The politicians might have thought of an GEMA-like index to store hashes of protected content in some form or another, which could be distributed to content certain providers, but this doesn't affect the law, which is much broader and not fulfillable. Thus Web 2.0 is dead.
If I would be Facebook I would rather ignore said new laws and go to court over it. The existing framework is good enough, the best way to handle copyright violations.
Even better still: there's a song which consists of 4 minutes and 33 seconds of silence. That's it - silence.
"Your latest video upload contains 5 seconds of stunned silence, which has been identified as an extract of 4'33". This extract is copyrighted. Your video has been deleted."
Just having a urinal doesn't infringe on Duchamp's "Fountain", not even if it's the same model, only if it is presented as artwork does it become a copy of Duchamp's "work".
True, for 4'33'' there is a simple rule that they probably follow - ignore silence :). But for Fountain (if it ever came up) it's hard to imagine that the difference between a protected copy and a non-protected similar image could really be automatically discovered.
But the filter doesn't know about context, it just correlates two images... and you get "Comparison with copyrighted work 'Fountain', 75% match".
75% > 0%, so the filter says "non".
> decisions to disable access to or remove uploaded content shall be subject to human review
intended to handle those cases?

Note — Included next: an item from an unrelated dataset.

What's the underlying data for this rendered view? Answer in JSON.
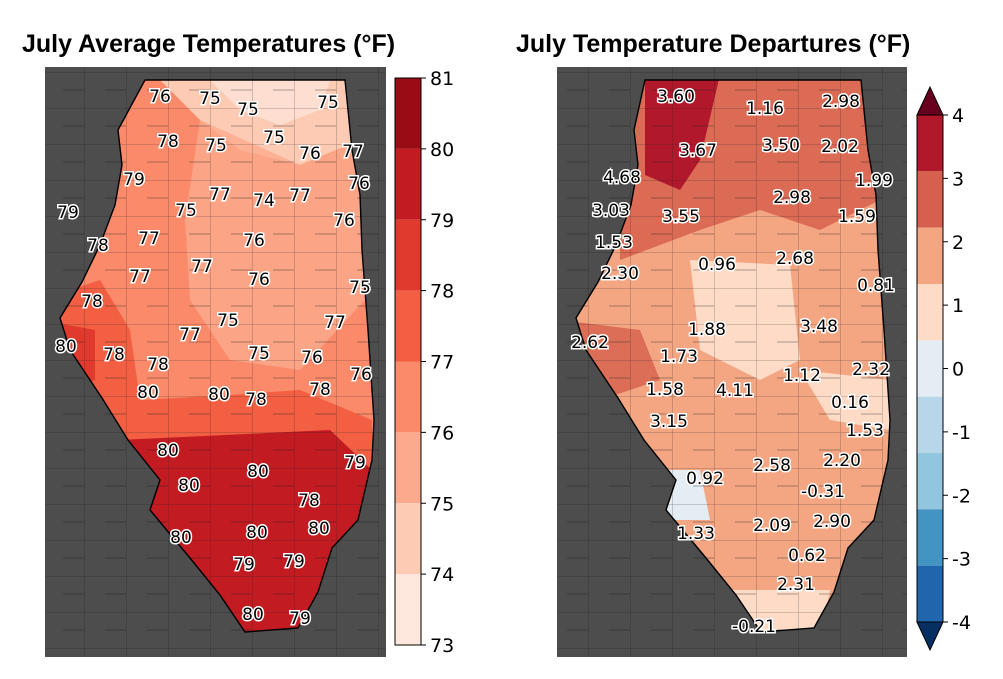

I'm not saying that it will be adequate.
People on YouTube are creating content, lots of it. Will they still create it when some filter keeps blocking them?
If you want pirated stuff, just download torrents. They won't disappear with this new law.
The only thing that will appear are filters.
- use of unlicensed samples in music. Goodbye, Soundcloud rap and EDM music scenes!
- use of images and video clips in memes. Goodbye, Tumblr and Reddit!
Until Disney/Comcast/Weyland-Yutani decides that their own your original content. Or the content-id'ing algorithm generates a false positive. Just think a little bit about how all of this will be implemented.
Will they analyze each video if it is a illegal or legal one, checking everything... or just implement a simple, fast and cheap filter that will block most of the content, with no way to appeal the ruling, just like youtube is doing now...
That way they need to shamefully roll back this law, and we're sure they don't try to pull off such a farce in the (near) future.